En premier lieu, l’enquête montre que le concept d’ « alimentation durable  » est loin de s’ancrer dans l’imaginaire et le quotidien de tous les consommateurs. Et lorsqu’il l’est, c’est un concept empreint, selon les personnes interrogées, de significations divergentes, qui ne recoupent que très partiellement les critères de définition couramment utilisés dans les débats d’experts1 . Par exemple, en réponse à la question  « Que définiriez-vous comme une alimentation ou un panier durable ?  », plusieurs groupes sont restés focalisés sur la problématique des emballages en plastique comme principal critère de durabilité.
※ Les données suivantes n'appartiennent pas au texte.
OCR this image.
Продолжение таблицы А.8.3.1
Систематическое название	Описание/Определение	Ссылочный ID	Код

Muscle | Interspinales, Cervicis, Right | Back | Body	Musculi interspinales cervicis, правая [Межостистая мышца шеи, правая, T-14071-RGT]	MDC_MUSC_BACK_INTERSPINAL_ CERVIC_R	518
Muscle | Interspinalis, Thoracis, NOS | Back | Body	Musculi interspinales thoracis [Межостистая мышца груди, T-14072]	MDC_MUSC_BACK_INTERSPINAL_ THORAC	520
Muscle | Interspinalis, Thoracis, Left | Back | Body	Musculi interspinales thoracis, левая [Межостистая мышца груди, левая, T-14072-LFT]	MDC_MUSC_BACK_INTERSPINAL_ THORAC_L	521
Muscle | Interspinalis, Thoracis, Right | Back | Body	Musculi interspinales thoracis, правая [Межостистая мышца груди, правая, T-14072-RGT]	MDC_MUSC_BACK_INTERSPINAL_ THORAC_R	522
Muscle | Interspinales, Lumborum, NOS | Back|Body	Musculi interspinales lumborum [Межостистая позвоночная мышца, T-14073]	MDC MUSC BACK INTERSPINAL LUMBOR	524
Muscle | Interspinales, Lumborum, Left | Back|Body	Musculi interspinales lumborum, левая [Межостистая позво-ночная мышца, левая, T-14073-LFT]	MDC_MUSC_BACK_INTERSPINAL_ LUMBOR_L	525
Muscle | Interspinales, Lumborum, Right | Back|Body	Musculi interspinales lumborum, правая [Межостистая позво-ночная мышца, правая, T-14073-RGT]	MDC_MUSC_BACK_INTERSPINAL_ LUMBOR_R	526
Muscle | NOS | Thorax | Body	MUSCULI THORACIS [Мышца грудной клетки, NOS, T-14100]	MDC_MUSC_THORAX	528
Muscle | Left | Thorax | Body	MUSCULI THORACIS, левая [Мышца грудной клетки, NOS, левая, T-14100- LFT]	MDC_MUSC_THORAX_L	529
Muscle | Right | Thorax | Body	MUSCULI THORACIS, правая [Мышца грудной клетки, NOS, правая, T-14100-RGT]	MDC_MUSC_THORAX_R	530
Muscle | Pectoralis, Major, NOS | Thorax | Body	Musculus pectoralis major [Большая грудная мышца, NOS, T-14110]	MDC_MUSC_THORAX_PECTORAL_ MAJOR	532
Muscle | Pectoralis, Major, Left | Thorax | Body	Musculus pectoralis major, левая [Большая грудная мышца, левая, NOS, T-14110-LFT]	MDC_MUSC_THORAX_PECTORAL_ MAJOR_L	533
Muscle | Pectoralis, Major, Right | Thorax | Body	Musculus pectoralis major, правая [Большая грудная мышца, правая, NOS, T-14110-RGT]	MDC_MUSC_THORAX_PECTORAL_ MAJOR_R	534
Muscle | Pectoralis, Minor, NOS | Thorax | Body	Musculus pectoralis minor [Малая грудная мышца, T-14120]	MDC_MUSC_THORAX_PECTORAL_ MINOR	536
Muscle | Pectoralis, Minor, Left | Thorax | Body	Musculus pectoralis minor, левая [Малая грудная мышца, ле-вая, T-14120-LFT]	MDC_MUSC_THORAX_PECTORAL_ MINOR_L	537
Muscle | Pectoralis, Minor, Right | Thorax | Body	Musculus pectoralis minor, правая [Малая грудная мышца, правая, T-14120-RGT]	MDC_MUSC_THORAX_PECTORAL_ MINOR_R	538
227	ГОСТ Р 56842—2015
Pour d’autres consommateurs (issus notamment des catégories socio-professionnelles moins favorisées), l’idée d’alimentation  « durable  » s’est avérée étrangère à leurs préoccupations. Ces résultent révèlent à la fois le caractère peu opérant de ce concept, mais aussi – surtout ? – le fait que la question de la durabilité des choix alimentaires ne traverse pas la société de manière homogène, ce malgré la (relativement) forte médiatisation dont il a pourtant fait l’objet au cours des 12 derniers mois dans les grands médias généralistes (voir 2  ou 3 ). 

La santé comme priorité 

Les groupes de consommateurs ont en revanche rappelé la diversité des facteurs motivant leurs choix de consommation alimentaire : modes de vie, contraintes économiques, poids des habitudes, valeurs sociales (équité, écologie), etc. Et ceux-ci ne convergent pas nécessairement vers des pratiques associées à la durabilité telle que les experts la conçoivent. Le principal déterminant mis en avant reste le bénéfice pour la santé : qualité de l’aliment, et composition du panier.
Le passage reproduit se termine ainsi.